As demand nears infinity, Bitcoin could soon find itself at a new price level and it will become increasingly impossible for the average retail investor to acquire Bitcoin as all 900 Bitcoins per day generated by the mining are being sucked up by the institutions and so that these Bitcoins only come onto the market to a small extent. What we are currently seeing on the exchanges is that the inventory of Bitcoin that the platforms have available to create markets is diminishing. You are simply running out of coins and very few coins are coming onto the market. Only the largest institutional buyers alone have the daily demand for several thousand Bitcoins per day, but only 900 Bitcoins are created per day. Demand already exceeds supply.

For years we have heard and read that Bitcoin is displacing gold. The CIO of Blackrock, the world's largest asset manager, managing roughly $7 trillion, says Bitcoin will largely take the place of gold because it's so more functional than passing around a bullion of gold. And Bitcoin's network effect has forced traditional financiers to change their attitudes towards digital currency. This is a remarkable statement as we have heard the argument for years that Bitcoin is Gold 2.0 and that gold is superior. So far, such statements have only come from the internet, social media, etc., but not from institutional actors.

The largest gold reserves are held centrally - usually by national banks. With Bitcoin, it's the private key owners who make the difference.

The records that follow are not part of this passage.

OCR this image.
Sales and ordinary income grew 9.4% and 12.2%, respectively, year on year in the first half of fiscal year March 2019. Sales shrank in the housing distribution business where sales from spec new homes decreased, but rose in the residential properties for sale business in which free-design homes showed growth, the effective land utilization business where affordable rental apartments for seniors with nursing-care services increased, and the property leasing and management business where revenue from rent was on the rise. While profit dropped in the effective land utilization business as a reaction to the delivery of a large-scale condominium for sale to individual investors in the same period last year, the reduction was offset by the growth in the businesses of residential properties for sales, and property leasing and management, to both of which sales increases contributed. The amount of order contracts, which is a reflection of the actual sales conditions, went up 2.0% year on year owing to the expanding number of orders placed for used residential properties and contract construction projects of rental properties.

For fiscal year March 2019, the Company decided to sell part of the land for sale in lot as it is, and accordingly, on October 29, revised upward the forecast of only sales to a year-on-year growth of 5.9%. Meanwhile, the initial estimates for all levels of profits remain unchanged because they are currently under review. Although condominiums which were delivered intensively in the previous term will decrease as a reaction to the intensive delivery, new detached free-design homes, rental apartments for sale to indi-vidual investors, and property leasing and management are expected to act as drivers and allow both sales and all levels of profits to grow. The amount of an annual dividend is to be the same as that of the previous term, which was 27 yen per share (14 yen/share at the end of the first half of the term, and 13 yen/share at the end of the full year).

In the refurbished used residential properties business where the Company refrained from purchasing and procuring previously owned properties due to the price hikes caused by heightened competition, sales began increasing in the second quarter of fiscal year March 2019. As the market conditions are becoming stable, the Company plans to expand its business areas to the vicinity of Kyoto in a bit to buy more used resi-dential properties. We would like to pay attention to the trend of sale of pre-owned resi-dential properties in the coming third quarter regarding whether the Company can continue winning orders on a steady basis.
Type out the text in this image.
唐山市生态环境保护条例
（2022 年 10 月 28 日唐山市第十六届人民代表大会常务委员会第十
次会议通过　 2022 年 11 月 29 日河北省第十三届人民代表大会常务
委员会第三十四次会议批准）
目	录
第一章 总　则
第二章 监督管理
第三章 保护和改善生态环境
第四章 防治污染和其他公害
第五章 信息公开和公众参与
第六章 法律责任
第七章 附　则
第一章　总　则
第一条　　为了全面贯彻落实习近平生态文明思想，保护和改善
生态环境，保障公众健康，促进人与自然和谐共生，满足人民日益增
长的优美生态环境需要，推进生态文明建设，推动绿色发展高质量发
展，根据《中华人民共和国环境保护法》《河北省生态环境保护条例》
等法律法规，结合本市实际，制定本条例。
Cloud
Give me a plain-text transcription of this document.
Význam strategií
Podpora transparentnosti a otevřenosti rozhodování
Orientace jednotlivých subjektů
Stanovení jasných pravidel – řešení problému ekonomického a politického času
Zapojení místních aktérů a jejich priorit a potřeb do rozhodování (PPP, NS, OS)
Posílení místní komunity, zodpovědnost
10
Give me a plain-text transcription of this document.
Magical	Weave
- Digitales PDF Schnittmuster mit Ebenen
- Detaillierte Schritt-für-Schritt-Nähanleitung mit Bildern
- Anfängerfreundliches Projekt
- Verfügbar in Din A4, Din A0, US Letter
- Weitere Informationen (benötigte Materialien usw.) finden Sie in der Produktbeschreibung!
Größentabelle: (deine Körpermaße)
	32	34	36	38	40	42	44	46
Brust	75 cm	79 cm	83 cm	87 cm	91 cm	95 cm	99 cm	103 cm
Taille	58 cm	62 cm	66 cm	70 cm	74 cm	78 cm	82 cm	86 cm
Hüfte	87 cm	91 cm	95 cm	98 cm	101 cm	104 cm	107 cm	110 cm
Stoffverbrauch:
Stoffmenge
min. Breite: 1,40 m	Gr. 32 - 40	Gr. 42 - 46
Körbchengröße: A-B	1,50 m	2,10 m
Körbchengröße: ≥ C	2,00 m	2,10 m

With Bitcoin, you never have the same problem you have with gold. The price of gold is driven by derivative traders and, as I said, is highly centralized. So the gold price is very slow and sluggish. Bitcoin is decentralized and cannot be controlled from a central player. So it has two properties that gold would like to have but unfortunately not. And on top of that comes the absolute scarcity that gold doesn't have either, plus the store-of-value in which you can invest your wealth and use it for payments. When you add it all up, you can understand why these institutional players are starting to get into this market.

At DECOM, we believe that Bitcoin, in its current situation, is not necessarily viewed as a mere safe haven or a substitute for gold. In fact, the debate we are currently having about whether it should be gold or Bitcoin is wrong. Both are uncorrelated assets in their own right. So gold certainly plays a role, as do cryptocurrency and Bitcoin. Everyone knows how to hold a diversified portfolio, which means that you're basically holding as many uncorrelated assets as possible. On that basis, this means that one should hold Bitcoin and gold, as well as all other uncorrelated assets, as part of a diversified portfolio.